Who gives a damn what the ratings agencies say?
by David Atkins
You might not have heard, but mighty Moody’s has downgraded France’s credit rating from AAA to AA, just as S&P did to the United States. So should France care and start panicking like so many centrist fetishists did in the United States?
Not quite:
Bond-market history indicates that the utility of sovereign ratings may be limited. Almost half the time, yields on government bonds fall when a rating action by Standard & Poor’s and Moody’s suggests they should climb, according to data compiled by Bloomberg on 314 upgrades, downgrades and outlook changes going back as far as the 1970s.
After S&P stripped France and the U.S. of AAA grades, interest rates paid by the countries to finance their deficits dropped rather than rose.
No kidding.
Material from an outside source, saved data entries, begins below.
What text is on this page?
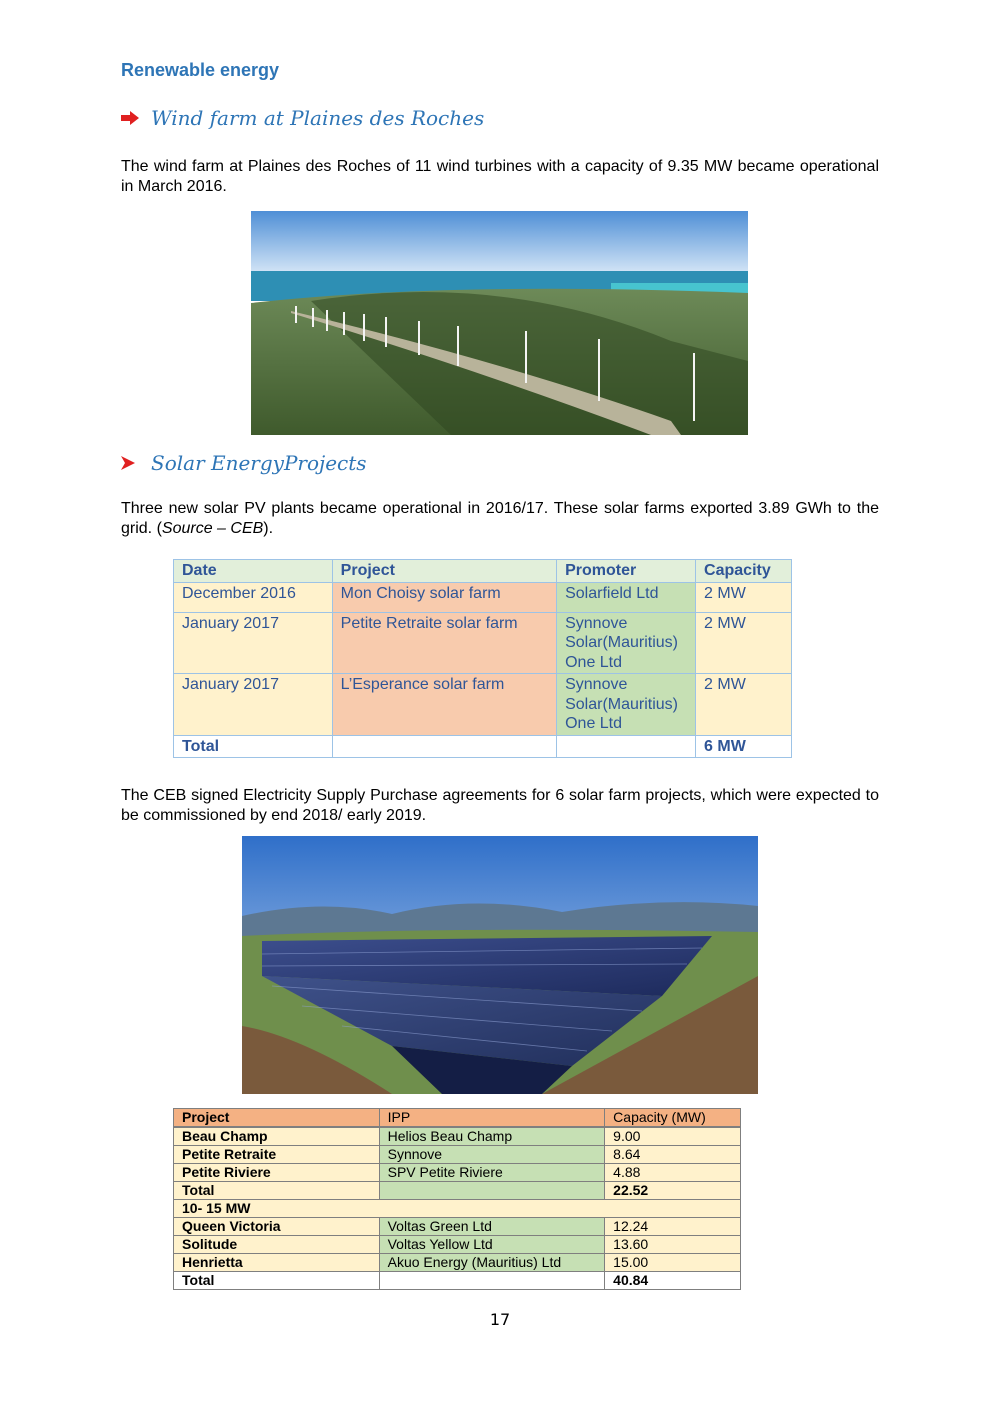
Renewable energy
Wind farm at Plaines des Roches
The wind farm at Plaines des Roches of 11 wind turbines with a capacity of 9.35 MW became operational in March 2016.
Solar EnergyProjects
Three new solar PV plants became operational in 2016/17. These solar farms exported 3.89 GWh to the grid. (Source – CEB).
Date	Project	Promoter	Capacity
December 2016	Mon Choisy solar farm	Solarfield Ltd	2 MW
January 2017	Petite Retraite solar farm	Synnove Solar(Mauritius) One Ltd	2 MW
January 2017	L’Esperance solar farm	Synnove Solar(Mauritius) One Ltd	2 MW
Total			6 MW
The CEB signed Electricity Supply Purchase agreements for 6 solar farm projects, which were expected to be commissioned by end 2018/ early 2019.
Project	IPP	Capacity (MW)
Beau Champ	Helios Beau Champ	9.00
Petite Retraite	Synnove	8.64
Petite Riviere	SPV Petite Riviere	4.88
Total		22.52
10- 15 MW		
Queen Victoria	Voltas Green Ltd	12.24
Solitude	Voltas Yellow Ltd	13.60
Henrietta	Akuo Energy (Mauritius) Ltd	15.00
Total		40.84
17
Realize what this means: it’s not just that the ratings agencies spectacularly failed to accurately predict the risk involved in collateralized debt obligations and credit default swaps in the lead-up to the Great Economic Catastrophe of 2008.
It also means that the ratings agencies have almost the same record as flipping a coin when it comes to determining if a country’s interest rates will rise or fall, even though ratings agency grades are a lagging indicator of conventional wisdom, and even though many ratings downgrades of countries actually in significant trouble such as Greece or Zimbabwe should easily pad the agencies’ stats in the predictions department.
And finally, it means that the ratings agencies have this incredibly mediocre record in spite of the fact that pronouncements from the ratings agencies themselves should theoretically be self-fulfilling prophecies, in that investors should theoretically be following the lead of the ratings agencies in fleeing from downgraded countries’ debt, if the agencies’ proclamations have any value whatsoever.
So what value, then, are the ratings agencies except as tools of the plutocratic elite to publicly embarrass and punish nations that care too much for their people instead of demonstrating the “flexibility” and “lack of rigidity” demanded by the contemptible few who want labor as cheap and fungible as possible?
None. Which consequently means that no moral nation should pay the ratings agencies the slightest heed.